El compañero tenía la respiración entrecortada.
– ¿Cómo?
– He oído a dos que…, sólo quería saber lo que estaba pasando, entiendes, y…
– ¡Nos habían dicho que nos quedáramos aquí! ¡Que vigiláramos la puerta!
– ¡Como entenderás, yo no acepto órdenes suyas! ¡Esos aquí no tienen jurisdicción! Y nos deberían haber relevado hace media hora. Así que entré por ahí… -señaló agitando la puerta-… y, ¿sabes?, la gente del hotel no me paró, por el uniforme y eso, así que…
– ¿Quién ha desaparecido?
– ¡La señora! ¡Bentley! ¡La Presidenta, chica!
– Desaparecido -repitió ella sin fuelle.
– ¡Desaparecido! ¡Nadie tiene ni idea de dónde está! Al menos… Oí cómo hablaban dos de los tipos esos…
Se interrumpió a sí mismo y sacó el teléfono móvil.
– ¿A quién vas…? -empezó Marianne tapándose una oreja; la orquesta estaba alcanzando un crescendo-. ¿A quién estás llamando?
– Al VG, al periódico -susurró su compañero-. Por esto me dan diez mil, por lo menos.
Como un rayo le quitó el teléfono.
– De ninguna manera -le espetó-. Tenemos que contactar con…, contactar con… -Se quedó mirando el móvil como si éste pudiera ayudarla-. ¿A quién deberíamos…?
– … and the land of the freeeeeeee!
La canción se apagó. El cantante hizo una reverencia con inseguridad. Algunos de los músicos de la orquesta se rieron. Luego se hizo el silencio.

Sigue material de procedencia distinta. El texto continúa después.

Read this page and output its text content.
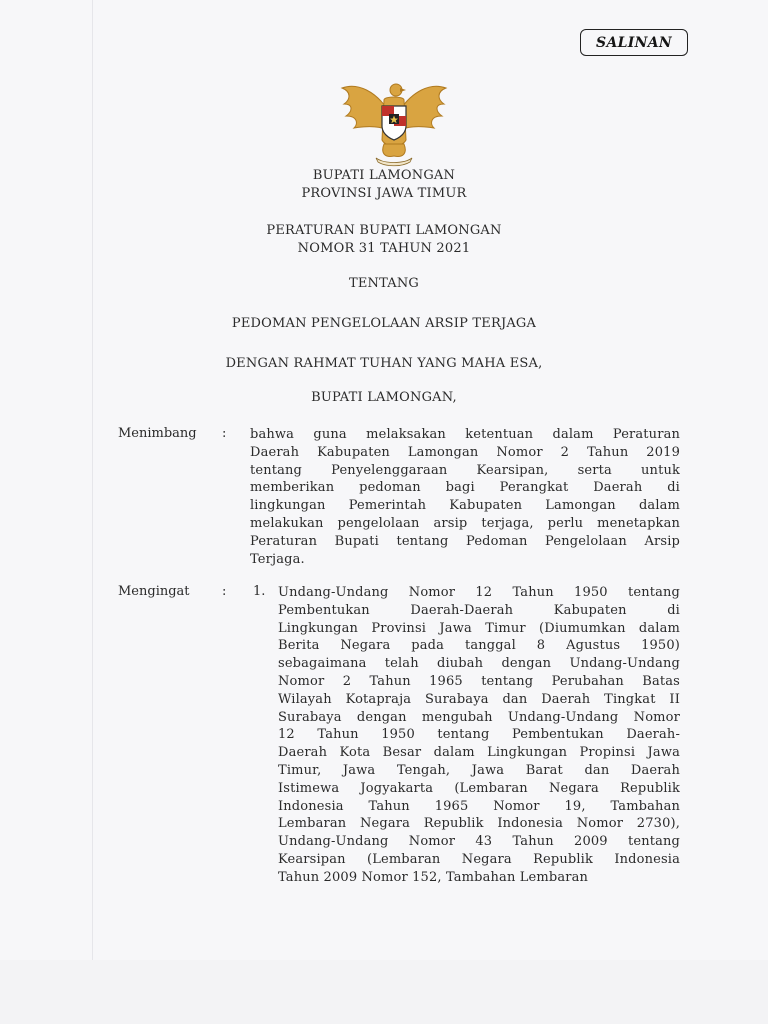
SALINAN
BUPATI LAMONGAN
PROVINSI JAWA TIMUR
PERATURAN BUPATI LAMONGAN
NOMOR 31 TAHUN 2021
TENTANG
PEDOMAN PENGELOLAAN ARSIP TERJAGA
DENGAN RAHMAT TUHAN YANG MAHA ESA,
BUPATI LAMONGAN,
Menimbang : bahwa guna melaksakan ketentuan dalam Peraturan
Daerah Kabupaten Lamongan Nomor 2 Tahun 2019
tentang Penyelenggaraan Kearsipan, serta untuk
memberikan pedoman bagi Perangkat Daerah di
lingkungan Pemerintah Kabupaten Lamongan dalam
melakukan pengelolaan arsip terjaga, perlu menetapkan
Peraturan Bupati tentang Pedoman Pengelolaan Arsip
Terjaga.
Mengingat : 1. Undang-Undang Nomor 12 Tahun 1950 tentang
Pembentukan Daerah-Daerah Kabupaten di
Lingkungan Provinsi Jawa Timur (Diumumkan dalam
Berita Negara pada tanggal 8 Agustus 1950)
sebagaimana telah diubah dengan Undang-Undang
Nomor 2 Tahun 1965 tentang Perubahan Batas
Wilayah Kotapraja Surabaya dan Daerah Tingkat II
Surabaya dengan mengubah Undang-Undang Nomor
12 Tahun 1950 tentang Pembentukan Daerah-
Daerah Kota Besar dalam Lingkungan Propinsi Jawa
Timur, Jawa Tengah, Jawa Barat dan Daerah
Istimewa Jogyakarta (Lembaran Negara Republik
Indonesia Tahun 1965 Nomor 19, Tambahan
Lembaran Negara Republik Indonesia Nomor 2730),
Undang-Undang Nomor 43 Tahun 2009 tentang
Kearsipan (Lembaran Negara Republik Indonesia
Tahun 2009 Nomor 152, Tambahan Lembaran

La voz de la agente sonaba débil y cortante, y le tembló la mano cuando esgrimió el teléfono ante su compañero y acabó la frase:
– ¿Con quién…, con quién coño tenemos que hablar ahora?
Capítulo 2
La secretaria jefe del ministro de Justicia estaba sola en la oficina. De un armario de acero del archivo cerrado sacó tres carpetas de anillas. Una amarilla, otra azul y otra roja. Las colocó sobre el escritorio del ministro y después preparó una cafetera. De un armario cogió bolígrafos, lápices y blocs, y los llevó a la sala de reuniones. Acto seguido se conectó con manos diestras a tres de los ordenadores: al suyo propio, al del ministro de Justicia y al del consejero del Ministerio. Antes de volver al archivo sacó un cronómetro de su escritorio personal y, sin demasiado esfuerzo, apartó uno de los estantes. Salió a la luz un panel con número rojos. Puso en marcha el cronómetro, introdujo un código de diez cifras y comprobó el tiempo. Treinta y cuatro segundos más tarde introdujo un nuevo código. No apartaba la vista del cronómetro y esperó. Esperó. Pasó minuto y medio. Un nuevo código.